On Wed, Nov 14, 2012 at 12:31 PM, Charles Matthews <charles.r.matthews@ntlworld.com> wrote:
On 14 November 2012 12:23, Andreas Kolbe <jayen466@gmail.com> wrote:
> On Wed, Nov 14, 2012 at 12:10 PM, Charles Matthews
> <charles.r.matthews@ntlworld.com> wrote:
>>
>> On 14 November 2012 12:04, Andreas Kolbe <jayen466@gmail.com> wrote:
>>
>> > As I said in that discussion, the underlying problem seems to be that we
>> > have a certain number of low-notability articles that are only (or
>> > mainly)
>> > edited by the subjects themselves, and the people who hate them.
>>
>> Since the worst BLP I know about falls in that class, I'd have to
>> agree with the statement, to the extent that there is a problem. On
>> the other hand the PR issue is more about high-notability articles. No
>> deletionist approach is a remedy to the Usmanov scenario, is it?
>
>
>
> No; but there are articles in the PR "weight class" that can be just as
> problematic.
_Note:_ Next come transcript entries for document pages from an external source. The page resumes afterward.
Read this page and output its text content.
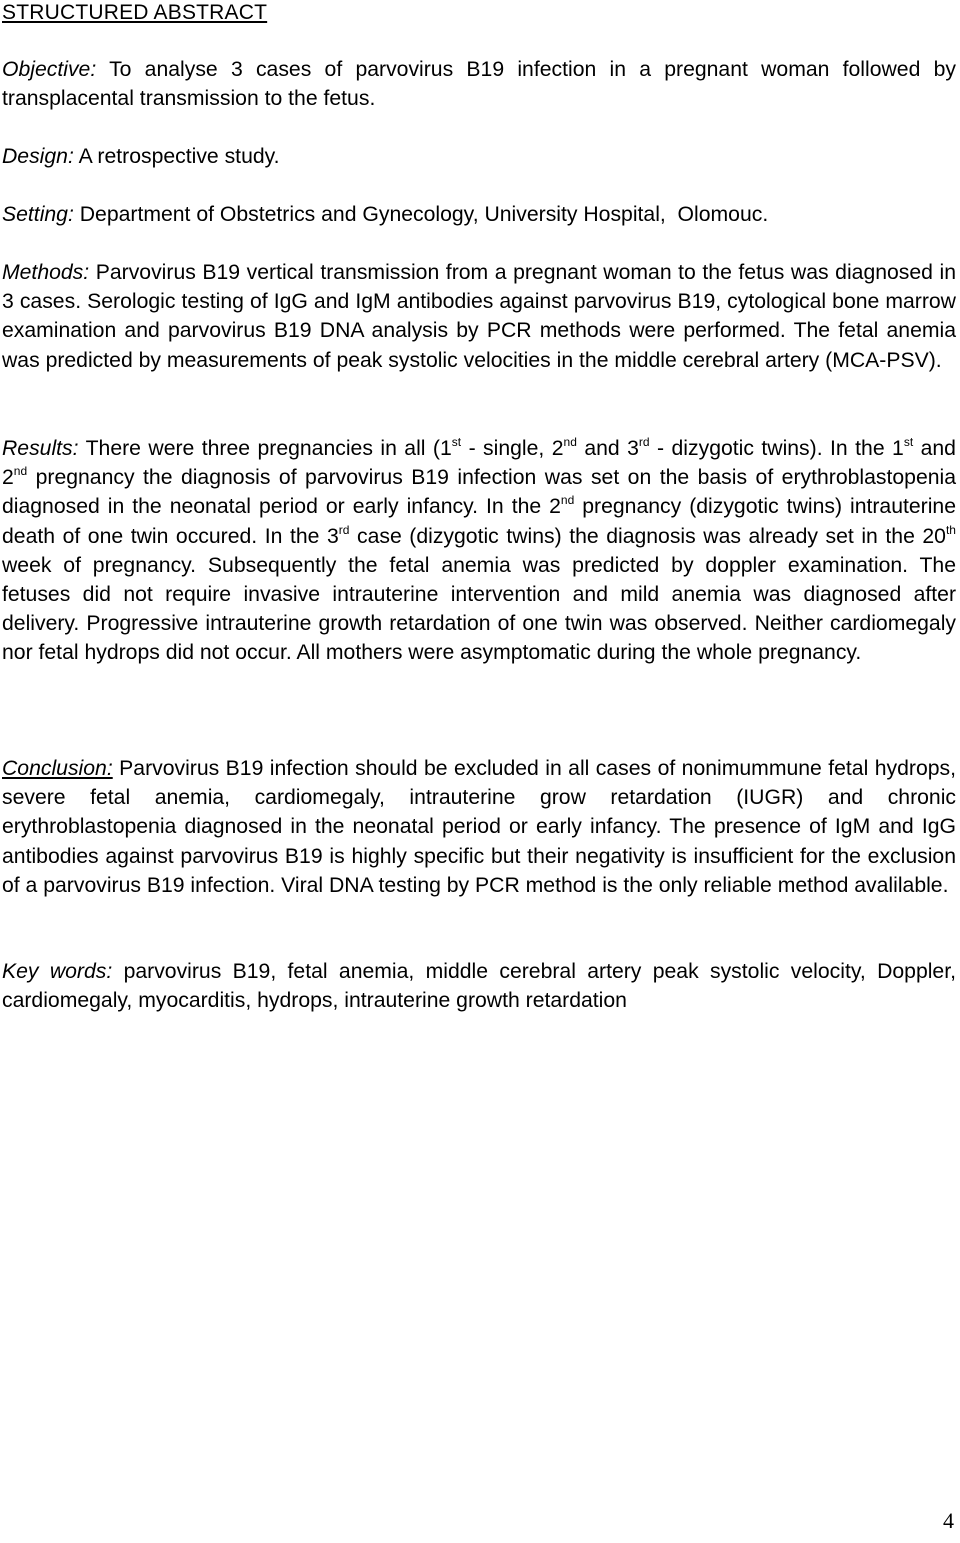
STRUCTURED ABSTRACT

Objective: To analyse 3 cases of parvovirus B19 infection in a pregnant woman followed by transplacental transmission to the fetus.

Design: A retrospective study.

Setting: Department of Obstetrics and Gynecology, University Hospital,  Olomouc.

Methods: Parvovirus B19 vertical transmission from a pregnant woman to the fetus was diagnosed in 3 cases. Serologic testing of IgG and IgM antibodies against parvovirus B19, cytological bone marrow examination and parvovirus B19 DNA analysis by PCR methods were performed. The fetal anemia was predicted by measurements of peak systolic velocities in the middle cerebral artery (MCA-PSV).

Results: There were three pregnancies in all (1st - single, 2nd and 3rd - dizygotic twins). In the 1st and 2nd pregnancy the diagnosis of parvovirus B19 infection was set on the basis of erythroblastopenia diagnosed in the neonatal period or early infancy. In the 2nd pregnancy (dizygotic twins) intrauterine death of one twin occured. In the 3rd case (dizygotic twins) the diagnosis was already set in the 20th week of pregnancy. Subsequently the fetal anemia was predicted by doppler examination. The fetuses did not require invasive intrauterine intervention and mild anemia was diagnosed after delivery. Progressive intrauterine growth retardation of one twin was observed. Neither cardiomegaly nor fetal hydrops did not occur. All mothers were asymptomatic during the whole pregnancy.

Conclusion: Parvovirus B19 infection should be excluded in all cases of nonimummune fetal hydrops, severe fetal anemia, cardiomegaly, intrauterine grow retardation (IUGR) and chronic erythroblastopenia diagnosed in the neonatal period or early infancy. The presence of IgM and IgG antibodies against parvovirus B19 is highly specific but their negativity is insufficient for the exclusion of a parvovirus B19 infection. Viral DNA testing by PCR method is the only reliable method avalilable.

Key words: parvovirus B19, fetal anemia, middle cerebral artery peak systolic velocity, Doppler, cardiomegaly, myocarditis, hydrops, intrauterine growth retardation

4
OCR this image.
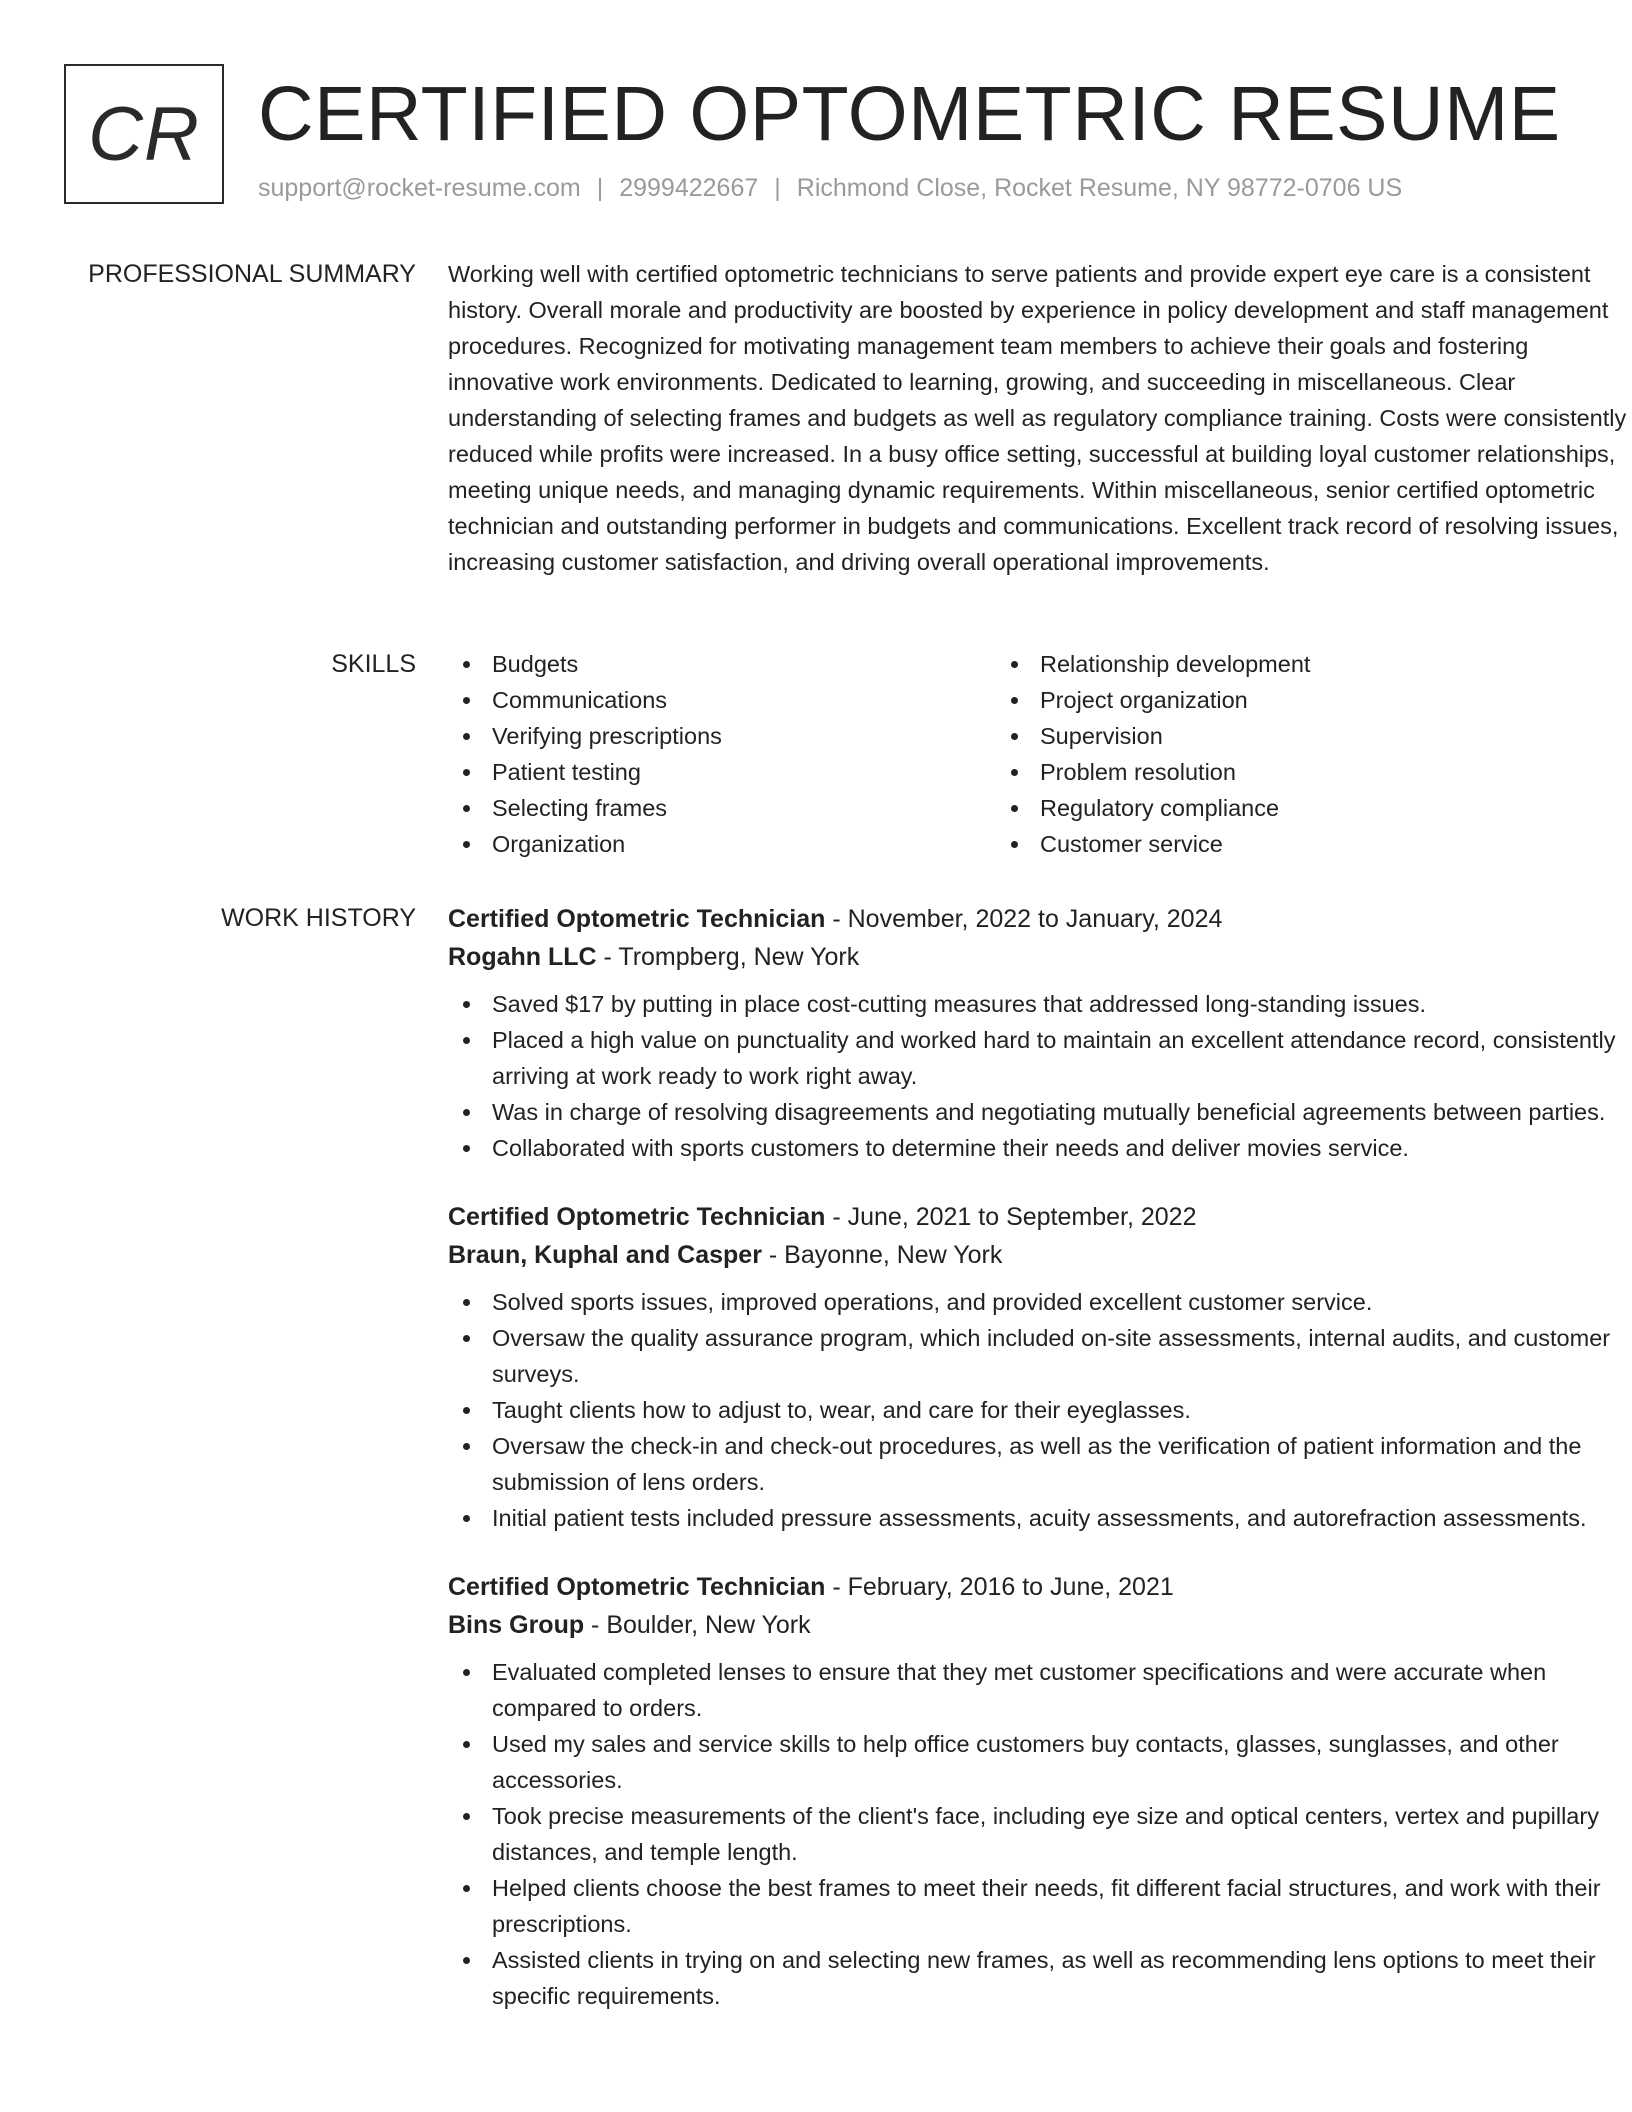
CR CERTIFIED OPTOMETRIC RESUME
support@rocket-resume.com | 2999422667 | Richmond Close, Rocket Resume, NY 98772-0706 US
PROFESSIONAL SUMMARY Working well with certified optometric technicians to serve patients and provide expert eye care is a consistent history. Overall morale and productivity are boosted by experience in policy development and staff management procedures. Recognized for motivating management team members to achieve their goals and fostering innovative work environments. Dedicated to learning, growing, and succeeding in miscellaneous. Clear understanding of selecting frames and budgets as well as regulatory compliance training. Costs were consistently reduced while profits were increased. In a busy office setting, successful at building loyal customer relationships, meeting unique needs, and managing dynamic requirements. Within miscellaneous, senior certified optometric technician and outstanding performer in budgets and communications. Excellent track record of resolving issues, increasing customer satisfaction, and driving overall operational improvements.

SKILLS	Budgets
Communications
Verifying prescriptions
Patient testing
Selecting frames
Organization
Relationship development
Project organization
Supervision
Problem resolution
Regulatory compliance
Customer service
WORK HISTORY Certified Optometric Technician - November, 2022 to January, 2024
Rogahn LLC - Trompberg, New York
Saved $17 by putting in place cost-cutting measures that addressed long-standing issues.
Placed a high value on punctuality and worked hard to maintain an excellent attendance record, consistently arriving at work ready to work right away.
Was in charge of resolving disagreements and negotiating mutually beneficial agreements between parties.
Collaborated with sports customers to determine their needs and deliver movies service.
Certified Optometric Technician - June, 2021 to September, 2022
Braun, Kuphal and Casper - Bayonne, New York
Solved sports issues, improved operations, and provided excellent customer service.
Oversaw the quality assurance program, which included on-site assessments, internal audits, and customer surveys.
Taught clients how to adjust to, wear, and care for their eyeglasses.
Oversaw the check-in and check-out procedures, as well as the verification of patient information and the submission of lens orders.
Initial patient tests included pressure assessments, acuity assessments, and autorefraction assessments.
Certified Optometric Technician - February, 2016 to June, 2021
Bins Group - Boulder, New York
Evaluated completed lenses to ensure that they met customer specifications and were accurate when compared to orders.
Used my sales and service skills to help office customers buy contacts, glasses, sunglasses, and other accessories.
Took precise measurements of the client's face, including eye size and optical centers, vertex and pupillary distances, and temple length.
Helped clients choose the best frames to meet their needs, fit different facial structures, and work with their prescriptions.
Assisted clients in trying on and selecting new frames, as well as recommending lens options to meet their specific requirements.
The article on Vodacom for example was attacked by a white
> supremacist, who posted about his exploits here:
>
> http://www.stormfront.org/forum/t809859-9/#post10057604
>
> His stuff stayed in there for months. There is no evidence that Vodacom have
> ever taken an interest in their article; but I am sure they have a PR agent.
> We are simply spread too thin to prevent this sort of thing, and often it's
> only the subjects themselves, or their PR agents, who try to fix the
> article.

With respect, that does seem to be an entirely different issue. The
"too thin" phenomenon is the result of growth (a problem of success)
and can be addressed in other ways. And has been, in 2012.

Charles


Sorry, I am not following you. How has it been addressed in 2012?